While living in Dakota Territory, first at Fort Rice, then at Camp Hancock, Linda started Bismarck’s first Sunday school and public school. She became the county’s first Superintendent of Schools, the first postmaster, and founded the Ladies Historical Society, ancestor of the State Historical Society, amongst other activities and achievements.
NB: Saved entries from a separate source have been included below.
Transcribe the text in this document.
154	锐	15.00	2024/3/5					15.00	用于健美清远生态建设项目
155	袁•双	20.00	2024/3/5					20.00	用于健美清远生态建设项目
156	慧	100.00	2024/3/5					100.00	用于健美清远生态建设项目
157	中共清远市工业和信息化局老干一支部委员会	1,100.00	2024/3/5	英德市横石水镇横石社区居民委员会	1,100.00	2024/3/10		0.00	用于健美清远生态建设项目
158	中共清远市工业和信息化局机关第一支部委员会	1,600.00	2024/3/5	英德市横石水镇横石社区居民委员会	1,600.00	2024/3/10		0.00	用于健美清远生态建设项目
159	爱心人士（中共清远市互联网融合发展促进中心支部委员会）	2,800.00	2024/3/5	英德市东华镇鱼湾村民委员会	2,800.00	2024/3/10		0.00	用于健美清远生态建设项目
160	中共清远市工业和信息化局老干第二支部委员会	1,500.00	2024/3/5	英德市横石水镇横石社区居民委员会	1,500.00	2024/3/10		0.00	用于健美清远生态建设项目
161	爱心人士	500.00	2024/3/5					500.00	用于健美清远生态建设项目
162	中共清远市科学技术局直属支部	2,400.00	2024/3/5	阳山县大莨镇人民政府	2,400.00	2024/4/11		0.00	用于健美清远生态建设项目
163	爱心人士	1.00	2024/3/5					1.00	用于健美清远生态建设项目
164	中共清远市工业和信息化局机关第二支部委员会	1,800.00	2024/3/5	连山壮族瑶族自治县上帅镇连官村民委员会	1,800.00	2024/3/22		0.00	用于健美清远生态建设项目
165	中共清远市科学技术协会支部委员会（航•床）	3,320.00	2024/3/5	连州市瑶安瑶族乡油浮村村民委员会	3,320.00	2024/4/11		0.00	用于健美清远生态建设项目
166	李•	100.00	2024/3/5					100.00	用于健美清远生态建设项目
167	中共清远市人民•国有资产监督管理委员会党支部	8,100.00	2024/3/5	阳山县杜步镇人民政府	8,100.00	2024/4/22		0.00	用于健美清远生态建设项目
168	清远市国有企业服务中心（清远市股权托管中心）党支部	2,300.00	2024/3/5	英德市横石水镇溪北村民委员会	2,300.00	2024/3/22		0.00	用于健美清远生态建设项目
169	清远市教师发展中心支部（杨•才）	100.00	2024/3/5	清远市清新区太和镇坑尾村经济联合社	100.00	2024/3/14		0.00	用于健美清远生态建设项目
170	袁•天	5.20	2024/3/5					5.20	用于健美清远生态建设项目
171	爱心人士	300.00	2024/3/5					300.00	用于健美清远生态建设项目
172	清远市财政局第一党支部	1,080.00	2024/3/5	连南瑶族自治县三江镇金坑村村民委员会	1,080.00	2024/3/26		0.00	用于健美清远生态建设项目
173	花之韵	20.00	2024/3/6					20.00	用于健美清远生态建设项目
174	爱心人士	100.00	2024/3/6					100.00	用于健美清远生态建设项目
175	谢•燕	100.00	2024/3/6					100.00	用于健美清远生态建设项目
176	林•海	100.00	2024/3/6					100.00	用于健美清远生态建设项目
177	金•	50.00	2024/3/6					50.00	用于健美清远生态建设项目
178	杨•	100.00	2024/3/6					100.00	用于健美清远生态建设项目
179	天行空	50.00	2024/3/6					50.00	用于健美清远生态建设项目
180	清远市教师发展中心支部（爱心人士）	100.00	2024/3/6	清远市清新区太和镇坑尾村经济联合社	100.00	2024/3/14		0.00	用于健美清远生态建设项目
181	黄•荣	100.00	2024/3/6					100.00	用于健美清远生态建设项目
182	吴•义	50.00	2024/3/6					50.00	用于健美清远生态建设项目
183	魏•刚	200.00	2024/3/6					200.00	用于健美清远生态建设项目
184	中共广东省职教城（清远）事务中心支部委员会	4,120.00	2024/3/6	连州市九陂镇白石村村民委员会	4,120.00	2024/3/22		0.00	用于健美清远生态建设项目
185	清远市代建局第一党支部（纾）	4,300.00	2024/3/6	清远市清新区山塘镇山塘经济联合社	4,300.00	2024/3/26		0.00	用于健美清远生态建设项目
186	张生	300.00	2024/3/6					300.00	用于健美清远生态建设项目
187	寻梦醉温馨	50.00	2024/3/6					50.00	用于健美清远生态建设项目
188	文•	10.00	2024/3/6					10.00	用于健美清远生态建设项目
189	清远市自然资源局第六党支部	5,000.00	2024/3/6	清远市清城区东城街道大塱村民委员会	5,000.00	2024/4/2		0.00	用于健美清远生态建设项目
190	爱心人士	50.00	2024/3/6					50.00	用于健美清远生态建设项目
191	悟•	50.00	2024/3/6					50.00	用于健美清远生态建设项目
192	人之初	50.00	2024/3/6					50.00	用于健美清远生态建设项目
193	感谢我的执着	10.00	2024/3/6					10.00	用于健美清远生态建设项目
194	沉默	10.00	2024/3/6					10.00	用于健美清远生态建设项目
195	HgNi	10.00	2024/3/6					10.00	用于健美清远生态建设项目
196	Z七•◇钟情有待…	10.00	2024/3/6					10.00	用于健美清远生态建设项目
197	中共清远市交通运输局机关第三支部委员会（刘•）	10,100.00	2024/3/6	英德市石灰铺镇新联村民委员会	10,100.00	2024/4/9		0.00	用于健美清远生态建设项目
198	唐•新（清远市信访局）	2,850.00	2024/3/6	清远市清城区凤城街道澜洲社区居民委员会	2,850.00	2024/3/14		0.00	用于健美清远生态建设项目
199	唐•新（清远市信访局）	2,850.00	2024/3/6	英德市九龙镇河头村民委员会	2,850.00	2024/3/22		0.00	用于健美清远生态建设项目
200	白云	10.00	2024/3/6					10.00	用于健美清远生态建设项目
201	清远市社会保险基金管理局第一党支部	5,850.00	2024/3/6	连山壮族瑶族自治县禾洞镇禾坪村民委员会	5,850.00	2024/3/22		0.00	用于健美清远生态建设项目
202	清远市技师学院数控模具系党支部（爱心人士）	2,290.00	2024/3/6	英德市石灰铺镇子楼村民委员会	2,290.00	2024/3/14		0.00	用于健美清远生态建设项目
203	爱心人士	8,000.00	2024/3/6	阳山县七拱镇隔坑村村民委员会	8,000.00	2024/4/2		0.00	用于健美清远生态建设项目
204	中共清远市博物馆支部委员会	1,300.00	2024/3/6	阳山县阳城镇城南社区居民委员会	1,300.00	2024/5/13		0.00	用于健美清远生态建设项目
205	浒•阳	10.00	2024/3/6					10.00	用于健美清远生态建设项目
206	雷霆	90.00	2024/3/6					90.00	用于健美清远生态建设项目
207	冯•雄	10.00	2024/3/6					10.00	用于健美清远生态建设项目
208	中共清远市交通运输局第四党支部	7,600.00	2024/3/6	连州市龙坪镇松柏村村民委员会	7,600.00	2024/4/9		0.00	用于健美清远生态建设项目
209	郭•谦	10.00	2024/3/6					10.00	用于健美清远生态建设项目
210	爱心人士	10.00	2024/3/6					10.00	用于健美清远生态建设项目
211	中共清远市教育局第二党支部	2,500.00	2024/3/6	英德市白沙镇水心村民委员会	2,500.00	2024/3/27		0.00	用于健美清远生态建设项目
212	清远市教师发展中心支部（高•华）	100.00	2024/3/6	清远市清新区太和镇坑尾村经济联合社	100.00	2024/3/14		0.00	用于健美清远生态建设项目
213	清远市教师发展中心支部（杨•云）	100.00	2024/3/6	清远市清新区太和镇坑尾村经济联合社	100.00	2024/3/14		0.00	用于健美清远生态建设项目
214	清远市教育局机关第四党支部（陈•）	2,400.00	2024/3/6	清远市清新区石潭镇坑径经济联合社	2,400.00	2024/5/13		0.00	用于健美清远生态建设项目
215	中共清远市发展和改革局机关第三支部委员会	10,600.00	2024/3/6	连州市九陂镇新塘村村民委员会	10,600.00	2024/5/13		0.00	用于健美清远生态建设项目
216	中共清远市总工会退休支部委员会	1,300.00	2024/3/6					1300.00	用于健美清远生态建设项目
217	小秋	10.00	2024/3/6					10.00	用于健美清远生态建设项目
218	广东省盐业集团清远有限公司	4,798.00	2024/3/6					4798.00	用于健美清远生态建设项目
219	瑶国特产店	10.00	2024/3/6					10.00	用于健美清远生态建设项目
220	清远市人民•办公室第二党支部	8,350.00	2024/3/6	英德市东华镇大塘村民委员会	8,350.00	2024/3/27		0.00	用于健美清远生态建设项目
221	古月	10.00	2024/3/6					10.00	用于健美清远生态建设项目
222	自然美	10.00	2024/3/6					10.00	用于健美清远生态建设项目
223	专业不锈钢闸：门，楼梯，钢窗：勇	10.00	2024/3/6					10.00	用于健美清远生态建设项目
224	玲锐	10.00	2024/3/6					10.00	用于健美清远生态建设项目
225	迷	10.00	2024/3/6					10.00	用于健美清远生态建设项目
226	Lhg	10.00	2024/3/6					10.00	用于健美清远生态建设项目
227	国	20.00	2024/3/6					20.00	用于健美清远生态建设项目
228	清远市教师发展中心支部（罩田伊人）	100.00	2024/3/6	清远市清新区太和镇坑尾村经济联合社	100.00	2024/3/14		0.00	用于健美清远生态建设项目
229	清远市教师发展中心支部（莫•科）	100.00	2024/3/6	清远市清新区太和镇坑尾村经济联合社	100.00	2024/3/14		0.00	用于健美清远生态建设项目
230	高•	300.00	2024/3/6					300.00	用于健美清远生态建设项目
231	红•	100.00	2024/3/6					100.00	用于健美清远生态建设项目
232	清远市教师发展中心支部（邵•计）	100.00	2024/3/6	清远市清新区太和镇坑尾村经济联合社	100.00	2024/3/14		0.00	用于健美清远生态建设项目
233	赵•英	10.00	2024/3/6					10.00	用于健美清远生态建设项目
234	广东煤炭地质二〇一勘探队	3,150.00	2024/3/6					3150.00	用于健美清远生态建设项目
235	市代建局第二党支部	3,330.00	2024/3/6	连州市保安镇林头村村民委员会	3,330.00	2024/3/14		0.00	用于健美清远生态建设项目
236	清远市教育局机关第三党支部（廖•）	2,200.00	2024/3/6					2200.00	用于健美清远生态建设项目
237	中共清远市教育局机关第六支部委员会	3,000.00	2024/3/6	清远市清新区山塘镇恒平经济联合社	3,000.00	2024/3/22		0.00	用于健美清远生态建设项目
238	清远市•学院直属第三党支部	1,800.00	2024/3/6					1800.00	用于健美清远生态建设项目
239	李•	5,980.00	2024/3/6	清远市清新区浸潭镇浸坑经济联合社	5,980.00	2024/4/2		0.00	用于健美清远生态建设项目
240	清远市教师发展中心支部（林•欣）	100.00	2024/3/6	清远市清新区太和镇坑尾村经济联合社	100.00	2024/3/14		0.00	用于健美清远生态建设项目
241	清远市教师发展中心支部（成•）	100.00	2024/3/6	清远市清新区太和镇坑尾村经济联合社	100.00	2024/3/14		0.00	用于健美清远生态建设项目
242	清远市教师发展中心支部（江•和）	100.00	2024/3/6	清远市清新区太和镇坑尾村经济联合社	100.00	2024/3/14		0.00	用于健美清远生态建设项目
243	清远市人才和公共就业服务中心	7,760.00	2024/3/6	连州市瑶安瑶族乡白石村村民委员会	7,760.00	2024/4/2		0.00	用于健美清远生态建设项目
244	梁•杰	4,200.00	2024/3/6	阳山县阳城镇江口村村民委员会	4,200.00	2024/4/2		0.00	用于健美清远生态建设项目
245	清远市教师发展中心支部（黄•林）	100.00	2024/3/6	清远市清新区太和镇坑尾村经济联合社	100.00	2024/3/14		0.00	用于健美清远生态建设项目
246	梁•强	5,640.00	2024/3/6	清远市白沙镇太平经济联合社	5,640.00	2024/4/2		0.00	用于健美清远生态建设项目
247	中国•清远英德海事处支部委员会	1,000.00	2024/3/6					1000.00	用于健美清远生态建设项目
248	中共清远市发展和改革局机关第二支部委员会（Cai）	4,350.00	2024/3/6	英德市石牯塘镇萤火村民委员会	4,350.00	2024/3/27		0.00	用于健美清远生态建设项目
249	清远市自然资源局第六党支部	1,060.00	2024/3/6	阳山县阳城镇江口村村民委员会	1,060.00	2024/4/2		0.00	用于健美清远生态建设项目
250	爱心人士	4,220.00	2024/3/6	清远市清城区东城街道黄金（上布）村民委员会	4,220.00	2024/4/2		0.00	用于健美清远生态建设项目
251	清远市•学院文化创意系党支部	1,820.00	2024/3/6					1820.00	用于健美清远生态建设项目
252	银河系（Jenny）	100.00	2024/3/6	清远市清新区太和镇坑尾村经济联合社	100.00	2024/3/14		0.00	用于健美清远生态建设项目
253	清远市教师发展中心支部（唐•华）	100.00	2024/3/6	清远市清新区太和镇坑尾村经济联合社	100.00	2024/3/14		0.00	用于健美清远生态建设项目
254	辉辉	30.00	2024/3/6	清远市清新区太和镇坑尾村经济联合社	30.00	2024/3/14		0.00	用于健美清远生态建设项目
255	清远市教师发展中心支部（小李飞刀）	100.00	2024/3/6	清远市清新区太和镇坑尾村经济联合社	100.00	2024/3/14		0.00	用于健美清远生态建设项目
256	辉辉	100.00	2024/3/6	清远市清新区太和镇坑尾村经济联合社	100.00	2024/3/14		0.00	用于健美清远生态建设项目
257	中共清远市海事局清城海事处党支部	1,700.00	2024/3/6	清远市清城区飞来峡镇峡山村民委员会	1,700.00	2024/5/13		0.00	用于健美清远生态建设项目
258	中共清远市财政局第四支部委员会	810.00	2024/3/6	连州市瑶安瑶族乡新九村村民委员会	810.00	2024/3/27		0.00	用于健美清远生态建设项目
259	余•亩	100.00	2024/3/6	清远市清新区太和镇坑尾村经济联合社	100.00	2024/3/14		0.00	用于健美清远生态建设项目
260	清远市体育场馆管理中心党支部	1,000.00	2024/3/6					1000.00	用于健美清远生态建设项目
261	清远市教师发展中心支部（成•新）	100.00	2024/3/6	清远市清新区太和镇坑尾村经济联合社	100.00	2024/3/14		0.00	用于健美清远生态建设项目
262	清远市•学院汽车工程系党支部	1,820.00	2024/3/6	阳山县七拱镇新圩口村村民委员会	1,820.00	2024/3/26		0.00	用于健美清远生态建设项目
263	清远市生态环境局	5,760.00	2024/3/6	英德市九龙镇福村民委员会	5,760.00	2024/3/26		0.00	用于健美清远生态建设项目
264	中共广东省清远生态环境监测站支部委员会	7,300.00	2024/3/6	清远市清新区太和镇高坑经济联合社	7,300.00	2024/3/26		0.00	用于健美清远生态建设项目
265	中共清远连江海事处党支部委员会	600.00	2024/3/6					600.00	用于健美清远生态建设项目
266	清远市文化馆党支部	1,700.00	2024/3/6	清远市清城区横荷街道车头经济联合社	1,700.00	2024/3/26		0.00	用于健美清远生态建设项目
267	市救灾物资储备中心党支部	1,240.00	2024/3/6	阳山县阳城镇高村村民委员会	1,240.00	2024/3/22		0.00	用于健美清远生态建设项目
She and her husband also raised three daughters, one of whom, Jessamine Slaughter Burgum, collected her mother’s diaries and sketches and published a book, Zezula or Pioneer Days in the Smoky Water Country, which details “the early and romantic history of Dakota Territory along the Missouri River.” Zezula includes a poem Linda wrote, “State Song for North Dakota.” You can hear Linda’s deep reverence for the state in her lines,
“From the timbered Turtle Mountains
To the James’ winding tide
By wide coteaux, fair and fertile,
Where the Sheyenne’s waters glide,
Stretch the plains of North Dakota.
Farm and homestead free to all,
Foreign lands to free Dakota
Sent their people at our call.”
*Linda’s poems and journal entries provide perceptive observations of life on the prairie and reflect the values she and many pioneers living in Dakota Territory held at that time.
She died in St. Cloud, MN in 1911, but her legacy lives on at Camp Hancock and beyond.